There was varied use of recommenders through services like Amazon, but all of the students could see the potential of getting recommendations through the library catalogue, Copac, and eventually through the Library Search (powered by Primo).  There were some concerns about distractions, with one student worried that she would spend her limited research time following a never ending cycle of recommendations that took her further and further away from her original purpose.  However, the biggest concerns from all four was the possibility of irrelevant material being pushed to them – something that they would all find frustrating.  A recommender could certainly help to widen reading choices, but all of them wanted to know how we were going to make sure that the suggestions were relevant.  I noticed that the postgraduate focus group participants in the Rise focus groups needed to trust the information, and were interested to know where the recommendation has come from.  It’s clear that trust is a big issue, and this is something we’ll definitely be re-visiting when we run the user evaluation workshops.

On research behaviour

On the whole, the participants knew what they were looking for when they opened the catalogue, and suggestions of material came from the usual suspects – supervisors, tutors, citations, or specific authors they needed to read.  All of them felt that recommendations would be interesting and especially useful during extended research projects such as dissertations.  However, what was most interesting to me was that, although they all said they would be interested to look at the suggestions, they all seemed unconvinced they would actually borrow the recommended books because they, on the whole, visited the catalogue in order to find specific items.  So what does this mean for our hypothesis – that using circulation data can support research by surfacing underused library materials?  These students didn’t have the opportunity to try the recommender, so you could argue that some scepticism is inevitable, and Hudderfield’s experience suggests that underused books will resurface.  However, again we need to explore this further once we can show some students a working prototype.

On privacy

I wasn’t sure whether privacy would be an issue, but none of the students I spoke to had any concerns about the library collecting circulation data and using it to power recommendations.  They considered this to be a good use of the data, as long as anonymity was taken into consideration.  On the whole, the students’ responses backed up the findings of the 2008 Developing Personalisation for the Information Environment Final Report, which found that “students place their trust in their college or university.
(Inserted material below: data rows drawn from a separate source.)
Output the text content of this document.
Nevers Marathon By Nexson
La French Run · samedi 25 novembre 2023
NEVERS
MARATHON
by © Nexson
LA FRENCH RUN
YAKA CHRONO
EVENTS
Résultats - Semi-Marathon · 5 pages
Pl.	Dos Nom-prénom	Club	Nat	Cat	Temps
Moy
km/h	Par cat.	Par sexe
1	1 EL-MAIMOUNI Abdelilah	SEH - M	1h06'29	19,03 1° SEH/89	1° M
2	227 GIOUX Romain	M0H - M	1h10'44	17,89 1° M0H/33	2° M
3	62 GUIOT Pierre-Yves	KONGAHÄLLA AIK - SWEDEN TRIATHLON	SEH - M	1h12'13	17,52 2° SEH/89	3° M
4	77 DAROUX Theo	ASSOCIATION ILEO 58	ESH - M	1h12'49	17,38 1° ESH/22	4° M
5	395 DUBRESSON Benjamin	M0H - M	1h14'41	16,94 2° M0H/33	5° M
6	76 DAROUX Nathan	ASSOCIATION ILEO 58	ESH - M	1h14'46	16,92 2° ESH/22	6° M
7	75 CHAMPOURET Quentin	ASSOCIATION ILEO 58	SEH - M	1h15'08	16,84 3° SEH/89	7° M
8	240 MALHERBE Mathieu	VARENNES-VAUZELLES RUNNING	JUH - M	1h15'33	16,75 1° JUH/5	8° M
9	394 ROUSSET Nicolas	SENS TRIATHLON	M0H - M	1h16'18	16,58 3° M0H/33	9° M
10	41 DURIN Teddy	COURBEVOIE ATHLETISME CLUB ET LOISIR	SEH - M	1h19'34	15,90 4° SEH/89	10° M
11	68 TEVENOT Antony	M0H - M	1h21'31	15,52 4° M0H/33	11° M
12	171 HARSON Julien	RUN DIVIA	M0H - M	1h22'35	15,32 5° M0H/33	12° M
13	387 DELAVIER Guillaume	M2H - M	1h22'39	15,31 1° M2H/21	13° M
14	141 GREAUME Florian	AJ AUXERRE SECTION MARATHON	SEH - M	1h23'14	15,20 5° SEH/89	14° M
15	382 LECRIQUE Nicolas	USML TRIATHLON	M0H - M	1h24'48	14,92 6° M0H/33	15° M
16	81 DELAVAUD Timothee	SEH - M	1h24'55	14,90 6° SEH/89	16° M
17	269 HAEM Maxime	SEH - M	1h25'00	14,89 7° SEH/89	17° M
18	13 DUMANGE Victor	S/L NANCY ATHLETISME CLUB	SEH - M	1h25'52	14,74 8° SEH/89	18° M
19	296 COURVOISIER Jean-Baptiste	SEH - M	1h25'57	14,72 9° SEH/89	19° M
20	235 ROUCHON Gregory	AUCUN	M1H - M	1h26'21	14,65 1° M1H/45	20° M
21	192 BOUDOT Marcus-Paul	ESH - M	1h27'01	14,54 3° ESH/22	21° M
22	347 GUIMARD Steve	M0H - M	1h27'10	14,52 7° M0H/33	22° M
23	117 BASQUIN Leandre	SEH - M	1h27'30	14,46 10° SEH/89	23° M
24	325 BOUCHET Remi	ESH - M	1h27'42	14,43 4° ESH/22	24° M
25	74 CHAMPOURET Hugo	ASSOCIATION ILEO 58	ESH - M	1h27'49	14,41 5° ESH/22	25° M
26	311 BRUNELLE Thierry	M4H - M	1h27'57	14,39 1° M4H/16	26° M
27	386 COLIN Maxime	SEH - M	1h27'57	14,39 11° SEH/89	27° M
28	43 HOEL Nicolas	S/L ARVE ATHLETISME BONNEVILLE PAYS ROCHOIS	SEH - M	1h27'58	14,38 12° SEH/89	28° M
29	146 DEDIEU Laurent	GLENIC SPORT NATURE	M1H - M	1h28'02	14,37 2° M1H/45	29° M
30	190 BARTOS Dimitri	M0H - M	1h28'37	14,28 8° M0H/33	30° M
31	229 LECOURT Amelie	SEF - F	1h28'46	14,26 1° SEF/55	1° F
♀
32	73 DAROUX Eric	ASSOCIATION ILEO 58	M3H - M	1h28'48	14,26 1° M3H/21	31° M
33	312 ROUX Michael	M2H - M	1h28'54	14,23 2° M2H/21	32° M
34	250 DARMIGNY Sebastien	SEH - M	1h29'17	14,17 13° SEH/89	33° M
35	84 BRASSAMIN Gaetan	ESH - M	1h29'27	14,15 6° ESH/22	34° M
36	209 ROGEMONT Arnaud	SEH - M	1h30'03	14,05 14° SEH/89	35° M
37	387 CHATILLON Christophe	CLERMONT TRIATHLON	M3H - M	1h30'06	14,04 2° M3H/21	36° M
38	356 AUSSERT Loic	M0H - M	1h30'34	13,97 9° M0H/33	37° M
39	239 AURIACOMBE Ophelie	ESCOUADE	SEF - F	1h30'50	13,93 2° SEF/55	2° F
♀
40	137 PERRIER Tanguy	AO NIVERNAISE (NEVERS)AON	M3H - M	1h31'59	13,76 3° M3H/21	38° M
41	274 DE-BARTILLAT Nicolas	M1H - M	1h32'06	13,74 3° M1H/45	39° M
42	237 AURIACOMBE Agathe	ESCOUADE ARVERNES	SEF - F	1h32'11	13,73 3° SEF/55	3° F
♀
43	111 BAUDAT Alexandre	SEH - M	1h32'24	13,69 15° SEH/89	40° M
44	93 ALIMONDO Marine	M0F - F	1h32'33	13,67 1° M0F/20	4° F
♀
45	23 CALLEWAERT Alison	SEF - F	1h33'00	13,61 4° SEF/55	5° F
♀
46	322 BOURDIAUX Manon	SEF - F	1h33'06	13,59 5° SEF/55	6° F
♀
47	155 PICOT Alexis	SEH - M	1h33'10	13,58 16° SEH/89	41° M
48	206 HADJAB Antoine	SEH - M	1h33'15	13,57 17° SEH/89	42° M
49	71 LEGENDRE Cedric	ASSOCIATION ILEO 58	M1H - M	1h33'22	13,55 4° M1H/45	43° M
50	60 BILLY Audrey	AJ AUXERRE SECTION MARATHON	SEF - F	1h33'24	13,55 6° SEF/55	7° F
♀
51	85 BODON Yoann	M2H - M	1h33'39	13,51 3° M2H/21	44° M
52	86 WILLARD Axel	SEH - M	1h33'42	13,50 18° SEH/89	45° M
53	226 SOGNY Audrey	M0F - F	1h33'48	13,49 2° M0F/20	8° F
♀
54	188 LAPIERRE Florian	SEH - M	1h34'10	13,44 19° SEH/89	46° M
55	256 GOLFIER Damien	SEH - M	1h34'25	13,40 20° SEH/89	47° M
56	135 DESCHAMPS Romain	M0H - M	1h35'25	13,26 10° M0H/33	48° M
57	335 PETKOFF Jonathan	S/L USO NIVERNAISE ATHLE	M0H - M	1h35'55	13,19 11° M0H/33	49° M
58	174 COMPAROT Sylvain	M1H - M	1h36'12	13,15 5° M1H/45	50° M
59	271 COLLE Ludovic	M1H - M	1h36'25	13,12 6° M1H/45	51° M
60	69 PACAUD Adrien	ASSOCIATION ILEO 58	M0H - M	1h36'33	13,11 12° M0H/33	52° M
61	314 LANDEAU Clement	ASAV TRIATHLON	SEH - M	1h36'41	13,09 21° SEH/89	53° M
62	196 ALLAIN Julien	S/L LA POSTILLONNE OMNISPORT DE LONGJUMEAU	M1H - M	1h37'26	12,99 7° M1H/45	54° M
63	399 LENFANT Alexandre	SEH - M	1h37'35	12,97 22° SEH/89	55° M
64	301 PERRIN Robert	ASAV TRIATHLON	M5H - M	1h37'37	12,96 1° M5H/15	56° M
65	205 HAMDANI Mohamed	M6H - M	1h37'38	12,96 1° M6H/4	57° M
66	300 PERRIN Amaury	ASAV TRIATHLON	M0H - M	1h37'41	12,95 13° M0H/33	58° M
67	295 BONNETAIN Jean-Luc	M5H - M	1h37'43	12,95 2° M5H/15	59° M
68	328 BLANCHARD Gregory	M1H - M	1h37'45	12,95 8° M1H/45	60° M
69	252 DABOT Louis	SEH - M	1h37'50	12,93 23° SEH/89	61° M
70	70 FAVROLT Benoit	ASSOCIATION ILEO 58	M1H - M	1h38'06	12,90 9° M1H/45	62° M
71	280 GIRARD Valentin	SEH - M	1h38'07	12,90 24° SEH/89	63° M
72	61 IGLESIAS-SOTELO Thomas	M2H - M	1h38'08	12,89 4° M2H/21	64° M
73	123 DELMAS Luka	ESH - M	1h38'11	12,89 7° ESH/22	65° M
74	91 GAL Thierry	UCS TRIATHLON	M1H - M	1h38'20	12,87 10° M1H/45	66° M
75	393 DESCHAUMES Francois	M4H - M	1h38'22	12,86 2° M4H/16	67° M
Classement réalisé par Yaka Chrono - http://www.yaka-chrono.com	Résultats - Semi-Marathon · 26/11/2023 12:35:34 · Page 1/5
They either think that they have no alternative to disclosing information to their institution, or believe that the institution will not misuse the information.”  They felt that, by introducing a recommender, the library was doing “a good thing” by trying to improve their search experience.  No concerns here.

Next Steps

Obviously, this was only the views of four students, and we need to do more work to test the usefulness of the tool.  We’re now planning the user testing and evaluation of the recommender prototype, and recruiting postgraduate humanities researchers to take part.  As Janine outlined, we’ll be introducing the tool to subject librarians at JRUL and humanities researchers to see if the recommendations are meaningful and useful.

I’m looking forward to finding out what they think, and we’ll let you know the results in a later blog post.